Effect of power variations across a fuel bundle and within a fuel element on fuel centerline temperature in PHWR bundles in uncrept and crept pressure tubes

Abstract

The neutron flux and fission power profiles through a fuel bundle and across a fuel element are important aspects of nuclear fuel analysis in multi-scale/multi-physics modelling of Pressurized Heavy Water Reactors (PHWRs) with advanced fuel bundles. Fuel channels in many existing PHWRs are horizontal. With ageing, pressure tubes creep and fuel bundles in these pressure tubes are eccentrically located, which results in an asymmetric coolant flow distribution between the top and bottom of the fuel bundles. The diametral change of the pressure tube due to creep is not constant along the fuel channel; it reaches a maximum in the vicinity of the maximum neutron flux location. The cross-sectional asymmetric positioning of fuel bundles in a crept pressure tube contributes to an asymmetric power distribution within a ring of fuel elements. Modern reactor physics lattice codes (such as WIMS-AECL1AECL stands for Atomic Energy of Canada Limited.1) are capable of predicting the details of power distribution from basic principles. Thermalhydraulics subchannel codes (such as ASSERT-PV) use models to describe inhomogeneous power distribution within and across fuel elements (e.g., flux tilt model, different powers in different ring elements, or radial power profiles). In this work, physics and thermalhydraulics codes are applied to quantify the effect of eccentricity of a fuel bundle on power variations across it and within a fuel element, and ultimately on the fuel temperature distribution and fuel centerline temperature, which is one of the indicators of fuel performance under normal operating conditions (NOC).
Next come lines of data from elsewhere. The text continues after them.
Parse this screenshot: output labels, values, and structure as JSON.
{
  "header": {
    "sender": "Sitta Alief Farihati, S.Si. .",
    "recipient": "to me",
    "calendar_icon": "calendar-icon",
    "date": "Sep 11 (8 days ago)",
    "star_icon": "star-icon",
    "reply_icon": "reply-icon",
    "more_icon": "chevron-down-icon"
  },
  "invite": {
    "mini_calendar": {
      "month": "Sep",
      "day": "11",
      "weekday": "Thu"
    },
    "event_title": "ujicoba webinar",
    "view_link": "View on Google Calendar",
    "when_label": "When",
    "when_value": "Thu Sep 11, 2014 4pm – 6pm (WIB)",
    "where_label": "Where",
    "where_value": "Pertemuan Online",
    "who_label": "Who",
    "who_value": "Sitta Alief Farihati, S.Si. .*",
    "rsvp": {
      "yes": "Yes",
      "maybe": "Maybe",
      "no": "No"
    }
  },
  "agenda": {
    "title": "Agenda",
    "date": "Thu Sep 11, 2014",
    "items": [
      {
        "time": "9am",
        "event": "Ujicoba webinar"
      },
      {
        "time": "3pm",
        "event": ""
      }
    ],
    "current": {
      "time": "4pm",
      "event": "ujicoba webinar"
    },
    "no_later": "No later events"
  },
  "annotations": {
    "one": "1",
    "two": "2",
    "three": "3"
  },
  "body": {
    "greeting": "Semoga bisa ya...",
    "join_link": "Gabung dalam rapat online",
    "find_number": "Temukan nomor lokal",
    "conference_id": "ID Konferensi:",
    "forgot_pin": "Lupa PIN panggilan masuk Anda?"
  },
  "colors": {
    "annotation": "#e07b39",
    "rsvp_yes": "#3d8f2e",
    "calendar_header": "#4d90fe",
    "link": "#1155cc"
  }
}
Due to fissioning, Xe and Kr gases are produced, which contribute to the internal gas pressure within an element. The increase in gas pressure may jeopardize the fuel element integrity (sheath rupture). On the other hand, fission gas is produced as a function of neutron flux/power and diffuses to the grain boundaries and fuel-pellet interface as a function of fuel temperature. Therefore, it is important to know the fuel temperatures and distributions within the fuel.